In contrast, Mad Men, which ended in 2015 after seven seasons, is full of tiny roles written for characters we imagine will leave the screen, and then go on with a busy schedule or depressive line of thinking: A Heinz oven-baked beans executive who’s desperate to be cool and forget the war, or the secretary of four episodes who, on her first day, gets a coffee and a tea for her boss and says, hopefully, “I’ll just have whichever one you don’t want.”

Nikki, waiting for a late Dawn to arrive after work, is indeed just a basic “best friend” character, whose role is to highlight Dawn’s guilt and anxiety at work. But she has an entire lecture written on her face before she ever speaks, and her own married future to reconcile with.

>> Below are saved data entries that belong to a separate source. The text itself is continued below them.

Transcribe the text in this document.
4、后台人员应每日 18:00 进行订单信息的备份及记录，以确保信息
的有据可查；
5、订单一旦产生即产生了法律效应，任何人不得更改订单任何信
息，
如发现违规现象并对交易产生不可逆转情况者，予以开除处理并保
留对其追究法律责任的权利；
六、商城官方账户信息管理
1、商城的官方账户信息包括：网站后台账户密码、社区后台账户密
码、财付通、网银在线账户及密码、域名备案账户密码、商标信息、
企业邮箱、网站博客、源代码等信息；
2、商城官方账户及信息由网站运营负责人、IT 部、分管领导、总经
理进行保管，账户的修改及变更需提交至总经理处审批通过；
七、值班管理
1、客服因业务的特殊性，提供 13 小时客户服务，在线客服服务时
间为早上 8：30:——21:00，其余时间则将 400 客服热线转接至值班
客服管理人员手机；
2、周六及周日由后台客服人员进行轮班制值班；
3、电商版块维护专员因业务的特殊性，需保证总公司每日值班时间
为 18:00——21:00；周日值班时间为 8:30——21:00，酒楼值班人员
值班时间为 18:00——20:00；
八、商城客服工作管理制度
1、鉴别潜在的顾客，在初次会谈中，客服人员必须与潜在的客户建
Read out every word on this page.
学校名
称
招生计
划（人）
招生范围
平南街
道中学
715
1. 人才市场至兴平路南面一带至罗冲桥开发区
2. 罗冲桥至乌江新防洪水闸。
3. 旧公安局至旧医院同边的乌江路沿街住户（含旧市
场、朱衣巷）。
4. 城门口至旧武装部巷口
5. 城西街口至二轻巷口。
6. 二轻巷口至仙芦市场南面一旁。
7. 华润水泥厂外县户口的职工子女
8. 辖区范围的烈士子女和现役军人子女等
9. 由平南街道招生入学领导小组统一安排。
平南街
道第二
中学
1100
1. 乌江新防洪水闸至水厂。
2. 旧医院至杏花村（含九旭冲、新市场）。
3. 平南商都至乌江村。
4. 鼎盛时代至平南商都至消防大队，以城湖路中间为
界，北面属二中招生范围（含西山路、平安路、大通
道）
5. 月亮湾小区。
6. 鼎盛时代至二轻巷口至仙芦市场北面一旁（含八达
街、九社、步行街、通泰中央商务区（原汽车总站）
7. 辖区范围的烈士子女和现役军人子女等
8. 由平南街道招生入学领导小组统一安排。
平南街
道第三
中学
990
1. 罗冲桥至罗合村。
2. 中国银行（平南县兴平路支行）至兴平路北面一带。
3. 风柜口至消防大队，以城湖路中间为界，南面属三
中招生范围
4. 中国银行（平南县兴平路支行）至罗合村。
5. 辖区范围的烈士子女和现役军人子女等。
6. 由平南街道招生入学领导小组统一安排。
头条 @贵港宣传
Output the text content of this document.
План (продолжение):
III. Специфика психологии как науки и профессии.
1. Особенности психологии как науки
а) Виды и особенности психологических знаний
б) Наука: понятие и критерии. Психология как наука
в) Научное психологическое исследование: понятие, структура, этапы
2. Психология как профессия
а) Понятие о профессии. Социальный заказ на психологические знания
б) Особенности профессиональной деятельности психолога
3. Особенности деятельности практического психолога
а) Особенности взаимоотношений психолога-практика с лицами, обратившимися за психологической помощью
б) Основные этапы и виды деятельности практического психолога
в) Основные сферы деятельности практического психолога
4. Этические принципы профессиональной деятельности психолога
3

Smith agreed, saying that her writing students create characters that are “kinds” of people, like “the kind of person” who plays tennis or wakes up early, people whose personalities are just a string of interests and activities. Instead, she suggests, what the viewer or readers sees should be just the tip of the iceberg of a character. That’s the approach that makes shows like Broad City work—the audience imagines that if we didn’t peep into the show, the central characters would go on, making up jokes for the sake of their own amusement.